In the current study, the frequency of BKV was 46.7% in cases and 30% in controls. The frequency of JCV was 23.3% in both groups. Post-transplant time in case group was significantly shorter in JCV positive than in JCV negative patients. This may indicate that in these patients, JCV infection may predispose to earlier graft dysfunction. In control group with normal allograft function, JCV was found in older patients.
Frequency of JCV in our study (23.3%) was similar to that reported in other studies, ranging from 13.7 to 36.8%,6,11,14,15
and occurred at a higher frequency in comparison to López et al. study.16
Also Frequency of BKV (38.3%) was higher in comparison to 6.815
and lower in comparison to 56.3%6
but was similar to López et al. study 40.7%.16
This could be attributable to different study designs and follow-up sampling timings.
In accordance with Drachenberg et al.6
the present study showed that in kidney transplant recipients (control group), the frequency of JCV in older patients was more than in younger ones. Some studies showed that whenever JC virus has been identified in the kidney of a patient with interstitial nephritis, BK virus has also been identified and JC virus alone has not been shown to cause interstitial nephritis.18,19
But in the present study, JC and BK virus has been identified in one patient.

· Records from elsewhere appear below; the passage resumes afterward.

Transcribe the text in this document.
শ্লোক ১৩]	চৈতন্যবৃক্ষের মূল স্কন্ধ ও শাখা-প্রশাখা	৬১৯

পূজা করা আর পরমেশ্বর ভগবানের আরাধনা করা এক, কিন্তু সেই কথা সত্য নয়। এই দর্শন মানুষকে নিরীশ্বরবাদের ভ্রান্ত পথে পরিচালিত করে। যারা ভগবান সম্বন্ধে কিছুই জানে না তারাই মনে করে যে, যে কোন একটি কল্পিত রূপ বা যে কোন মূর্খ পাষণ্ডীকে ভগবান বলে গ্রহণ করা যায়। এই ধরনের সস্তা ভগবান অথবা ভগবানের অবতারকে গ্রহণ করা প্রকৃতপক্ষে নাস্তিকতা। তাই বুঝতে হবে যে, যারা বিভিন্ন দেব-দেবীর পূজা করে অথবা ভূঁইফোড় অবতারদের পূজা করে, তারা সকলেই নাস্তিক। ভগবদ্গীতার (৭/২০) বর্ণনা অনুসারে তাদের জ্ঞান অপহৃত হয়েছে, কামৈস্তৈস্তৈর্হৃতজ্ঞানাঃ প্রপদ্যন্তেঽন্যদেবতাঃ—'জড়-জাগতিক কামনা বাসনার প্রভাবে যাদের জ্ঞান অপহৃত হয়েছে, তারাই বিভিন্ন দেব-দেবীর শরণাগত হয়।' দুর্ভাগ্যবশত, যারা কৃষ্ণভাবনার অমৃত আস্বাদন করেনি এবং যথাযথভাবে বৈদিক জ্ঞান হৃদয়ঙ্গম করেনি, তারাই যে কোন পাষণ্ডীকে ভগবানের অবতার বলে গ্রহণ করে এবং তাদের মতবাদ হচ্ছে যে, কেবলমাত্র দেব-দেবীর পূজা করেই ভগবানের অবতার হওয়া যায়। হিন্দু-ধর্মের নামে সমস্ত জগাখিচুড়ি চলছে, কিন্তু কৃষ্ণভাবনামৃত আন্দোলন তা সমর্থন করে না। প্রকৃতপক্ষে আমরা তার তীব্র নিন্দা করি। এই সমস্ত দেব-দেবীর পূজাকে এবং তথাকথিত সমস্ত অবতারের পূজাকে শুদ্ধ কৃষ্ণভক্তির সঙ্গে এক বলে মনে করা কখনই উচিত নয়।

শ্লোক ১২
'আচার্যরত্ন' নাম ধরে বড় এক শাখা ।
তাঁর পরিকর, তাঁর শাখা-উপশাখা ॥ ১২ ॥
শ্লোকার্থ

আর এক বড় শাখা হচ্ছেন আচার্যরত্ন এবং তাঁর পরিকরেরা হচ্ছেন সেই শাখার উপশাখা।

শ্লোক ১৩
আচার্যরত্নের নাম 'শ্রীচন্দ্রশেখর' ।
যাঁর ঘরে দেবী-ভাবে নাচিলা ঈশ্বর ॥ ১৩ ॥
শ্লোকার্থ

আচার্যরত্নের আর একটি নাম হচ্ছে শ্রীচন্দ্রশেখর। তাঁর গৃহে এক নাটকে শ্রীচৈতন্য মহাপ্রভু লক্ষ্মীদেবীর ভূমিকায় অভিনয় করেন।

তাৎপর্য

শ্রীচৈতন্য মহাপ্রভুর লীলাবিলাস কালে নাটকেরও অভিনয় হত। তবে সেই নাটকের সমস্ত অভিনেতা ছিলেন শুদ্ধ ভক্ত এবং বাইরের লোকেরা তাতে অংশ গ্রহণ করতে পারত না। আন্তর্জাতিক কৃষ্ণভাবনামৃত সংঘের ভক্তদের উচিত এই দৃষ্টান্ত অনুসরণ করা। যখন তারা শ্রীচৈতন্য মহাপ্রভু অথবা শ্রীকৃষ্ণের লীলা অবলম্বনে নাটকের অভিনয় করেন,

Different methodology and small sample size may be the possible reasons. Muller et al.20
found urinary JC virus excretion in 32% of renal transplant recipients which was in accordance with present study (23.3%). However, no correlation with allograft nephropathy was recognized. The role of JC virus in polyomavirus-associated nephropathy remains unclear, although evidence for JC virus participation in virus nephropathy of renal transplant recipients was previously observed.19
Ramos et al.21
demonstrated that patients diagnosed with polyomavirus presented with variable deterioration of graft function manifested by an increased serum creatinine. That was inconsistent with our results which showed there was no association between serum creatinine with the detection of polyomavirus.
Cheng XS et al. detected BKV and JCV in the urine samples of 35% and 16% of their patients, respectively, which was nearly the same as 46.7% and 23.3% in our case group and 30% and 23.3% in our control group, respectively.22
They also followed co-infection of both viruses and concluded that infection with either polyomavirus decreases the chance of infection with the other. In our study, also co-infection of both viruses was found only in one patient in the case group.
Saundh BK and coworkers, in the retrospective analysis of urine and plasma samples from 30 renal transplant patients found that eight patients (26.7%) were positive for BK viruria and five patients (16.7%) were positive for JC viruria. Rise in BKV and JCV antibody titers had association with high levels of viruria.
Although the number was similar to some cited studies,14,16,21,23
one limitation of the present study was the small number of patients enrolled. The other was lack of confirmation of the nephropathy by kidney biopsy because of unapproved protocol biopsy in our center. Some of our patients in case group were biopsied but it was not enough to make any conclusion that the renal failure is due to polyoma virus nephropathy.
Long-term studies with enough sample size are needed to define more information about the role of polyomavirus on graft function in kidney transplant recipients. Also, according to the other studies12,24,25
and our results, because of risk for this infections, screening during the first 24 months post-transplantation seems to be reasonable.